A little girl hopped out of her car and handed Schenher a homemade thank you card with these words inside: “I want to be like you when I grow up to help save our planet.”
With an accolade such as this, you might think Schenher is a politician, a teacher or a scientist. He is none of these. Stan Schenher is a trash runner.
While some men pick up golf or fishing as a hobby, Stan picks up trash. You may have seen him in his bright orange jogging shirt, stooping to pick up debris along Brooks School Road, 106th Street or Fall Creek. Admittedly, he doesn’t work up much of a heart rate when he “runs.” He’s usually stopping every few feet to grab a can, bottle or other garbage along the roadway.
“It’s something I’ve done for years,” said Stan, who first started cleaning up trash at the local hangout in Churubusco, Ind., where he grew up. Although he has run one marathon and 14 minis, Stan says, “Nowadays, I run more to clean up the trash than for distance.”

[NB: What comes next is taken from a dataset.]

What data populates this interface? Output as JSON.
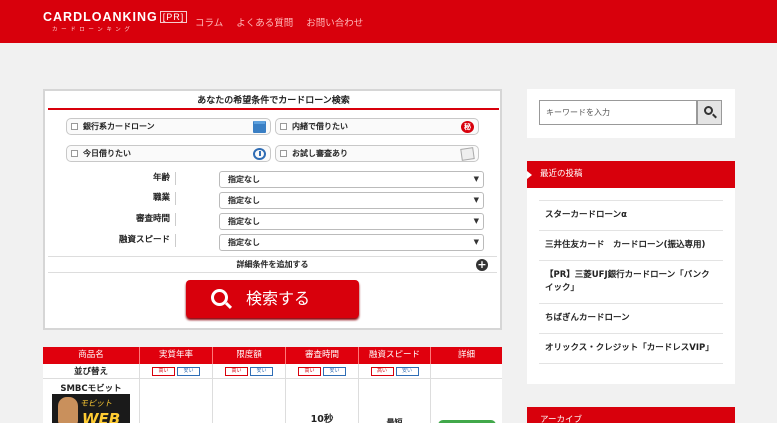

Stan logs about three miles a day, often covering the route between his Hamilton Proper home and his daughter’s house a few miles away. He officially adopted the stretch of 106th Street from Fall Road to Geist Road. When the Town of Fishers asked what name he wanted on the sign, Stan opted simply for “Trash Runner.”
“He is way too modest to think he’s doing anything great,” says friend and former neighbor Pat McClain, who lived next door to Stan and his wife, Linda, for more than 20 years, first in Castillia and later in The Moorings. “Stan always kept up the retention pond and common areas just to keep them beautiful.We don’t pat guys like him on the back often enough.”
Stan runs every day of the year, even during the winter months, and always comes home with bags full of recyclables. With the number of alcohol containers set out for recycling each week, Linda worries the neighbors will assume they’re heavy drinkers!
“He picks up trash everywhere we go,” says Linda. “He’s even an international trash picker upper. Every vacation we’ve been on, he’s picked up trash.”
What’s worse, he’s passed the compulsion on to his three grown daughters and four grandchildren. Linda recounts a recent trip to the park where she watched her granddaughters merrily picking up trash instead of climbing on the playground equipment.
“I don’t want them to be as anal as I am, but I hope they have a reasonable respect for it,” Stan says. “I just think you should leave the place a little better than you found it.”